The Terps’ basketball student managers, in their red-collared Under Armour shirts tucked into black pants, Gatorade bottles and towels at the ready, work hard to make sure that the team can focus on playing, at home and away.
Head student manager Benjamin Eidelberg of Pikesville is in charge of making things run. Whether it’s putting out the players’ gear, filling Gatorade coolers or placing a bubble on top of a hoop for box-out drills, Eidelberg and his team of 11 student managers make sure it gets done on time and to the liking of head coach Mark Turgeon.
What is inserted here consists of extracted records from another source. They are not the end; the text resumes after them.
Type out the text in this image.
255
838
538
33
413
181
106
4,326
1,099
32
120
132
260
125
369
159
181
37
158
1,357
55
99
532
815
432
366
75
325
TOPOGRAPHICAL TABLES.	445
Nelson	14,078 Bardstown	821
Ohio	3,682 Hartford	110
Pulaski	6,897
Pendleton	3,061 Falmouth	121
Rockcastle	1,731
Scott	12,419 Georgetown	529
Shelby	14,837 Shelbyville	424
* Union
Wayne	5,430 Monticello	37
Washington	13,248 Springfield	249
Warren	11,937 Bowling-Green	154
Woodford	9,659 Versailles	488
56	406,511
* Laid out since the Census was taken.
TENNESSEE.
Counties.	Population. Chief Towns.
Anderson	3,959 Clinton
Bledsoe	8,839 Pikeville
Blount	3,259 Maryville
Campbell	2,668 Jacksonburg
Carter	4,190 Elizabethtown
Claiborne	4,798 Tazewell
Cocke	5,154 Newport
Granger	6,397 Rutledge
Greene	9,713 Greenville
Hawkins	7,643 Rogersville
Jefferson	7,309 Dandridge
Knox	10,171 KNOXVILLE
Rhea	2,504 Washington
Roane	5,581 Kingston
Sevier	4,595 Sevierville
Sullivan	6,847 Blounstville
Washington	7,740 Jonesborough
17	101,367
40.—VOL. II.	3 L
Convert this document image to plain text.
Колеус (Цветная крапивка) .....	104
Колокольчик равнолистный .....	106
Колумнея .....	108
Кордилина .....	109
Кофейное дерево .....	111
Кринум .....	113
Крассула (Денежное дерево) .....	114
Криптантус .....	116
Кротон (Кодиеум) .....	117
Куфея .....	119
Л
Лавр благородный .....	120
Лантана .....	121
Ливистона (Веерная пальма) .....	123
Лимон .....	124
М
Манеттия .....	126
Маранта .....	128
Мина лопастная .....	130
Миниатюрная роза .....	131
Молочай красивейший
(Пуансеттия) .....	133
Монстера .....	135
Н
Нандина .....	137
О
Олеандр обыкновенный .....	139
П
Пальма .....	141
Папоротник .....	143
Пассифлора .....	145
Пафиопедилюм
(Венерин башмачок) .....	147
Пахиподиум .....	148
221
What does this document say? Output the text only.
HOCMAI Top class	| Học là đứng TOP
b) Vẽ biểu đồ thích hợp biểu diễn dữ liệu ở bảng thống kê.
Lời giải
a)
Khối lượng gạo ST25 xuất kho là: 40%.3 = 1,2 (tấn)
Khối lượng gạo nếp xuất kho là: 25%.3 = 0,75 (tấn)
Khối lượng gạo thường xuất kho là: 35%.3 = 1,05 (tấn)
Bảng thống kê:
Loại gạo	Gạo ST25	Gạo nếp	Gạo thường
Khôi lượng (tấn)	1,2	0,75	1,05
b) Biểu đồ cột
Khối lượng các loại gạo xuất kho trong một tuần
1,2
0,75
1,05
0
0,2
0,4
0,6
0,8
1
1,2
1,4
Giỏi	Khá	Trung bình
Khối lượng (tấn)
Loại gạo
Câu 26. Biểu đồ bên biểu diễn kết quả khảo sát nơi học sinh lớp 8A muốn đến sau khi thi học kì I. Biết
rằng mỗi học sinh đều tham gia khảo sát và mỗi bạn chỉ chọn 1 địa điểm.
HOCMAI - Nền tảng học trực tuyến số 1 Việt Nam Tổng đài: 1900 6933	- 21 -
“We’re here an hour to an hour-and-a-half before practice starts to make sure anything [the team] needs for practice is ready, so when it comes to practice time, it’s not, ‘Oh, wait we need this.’ It’s already there,” said Eidelberg.
Becoming head manager of a Division I basketball team is an earned position. Eidelberg, who celebrated his bar mitzvah at Beth Tfiloh Congregation, began his journey during his senior year at McDonogh School when he chose to intern with the NBA’s Washington Wizards for six weeks.
That experience helped him when a month into his freshman year at the University of Maryland, Eidelberg applied to be a part of the student management team. His official assignment was to record practices, sitting up in Section 215 of the Xfinity Center by himself capturing footage.
His duties have since been taken over by student managers Chris Shields, sophomore, and Alex D’alessio, freshman; they assist video coordinator Jonathan Trock, who hails from Scarsdale, N.Y., where his family attends Temple Israel Center in White Plains.
Each year, Eidelberg took on more responsibilities until, as ranking senior, he was named head student manager.
But the title is bittersweet.
“Honestly, it would have been Zach,” he said referring to his friend Zach Lederer, who passed away last year after a second battle with brain cancer. The “Zaching” pose he inspired went viral as everyday people, athletes and even ESPN commentators posted photos of their strong man pose. A mural in Lederer’s honor adorns the wall of the manager’s room.
Eidelberg takes the role seriously, at home and on the road. When the Terps travel they take three student managers. Eidelberg, who admits to having some influence, tries to divide up the road games fairly so managers who have put in their time have an opportunity to travel.
Trock, who graduated from the University of Miami in 2012, joined the Terps in fall 2013. Like Eidelberg, he took a similar route on his way to Hurricanes head manager. As the Terps’ video coordinator, it’s Trock’s job to cut five to 10 games down into 10-minute videos “to give our student-athletes as much information as possible without being overwhelming.” The student-athletes, in compliance with NCAA rules, review the footage with their coaches before practices.
“Coach Turgeon is very detailed, very meticulous,” said Trock. “He’ll ask for something and I’ll have no idea why he’s asking for it, but when he explains it to the team, he points out the smallest detail and I’ll understand why.”
To see players translate that information into a move during a Big Ten game is incredible to see, he added.
Being a part of the Big Ten has opened up new opportunities for the basketball staff, not just to see other courts and meet other managers, but to get in on the action, too. The Big Ten managers have a tradition of fielding five-on-five games, which they take quite seriously, tweeting out results as @B1GManagerHoops. As of Feb. 9, Maryland managers (@TerpsBballMgrs) rank seventh with a 4-3 record.
“Our first trip, we got to Michigan State and I heard that one of their managers asked if we wanted to play,” said Eidelberg. “We played, Juan played, some of the [graduate assistants] played.”
Juan, of course, referred to the legendary Maryland alumnus of the 2002 championship team, Juan Dixon.
“When Juan became more involved with the team, it was like, ‘Wow, this is Juan Dixon,’” said Eidelberg. “In my mind, he’s been the face of Maryland basketball.”
He added, “I remember the first time I played against him, I went home, I texted my parents and my friends that I played with Juan Dixon. Now it’s just normal. My childhood hero and I can talk like normal [people].”
Dixon and the coaches have a great relationship with the student managers, which has carried over to the players, Eidelberg emphasized.
“You’re not on the team, but you’re a part of the team,” he said. “They’re very cohesive, very welcoming. It’s not just, ‘Oh, these are the managers who are supposed to be doing stuff for us.’ They treat us as equals.”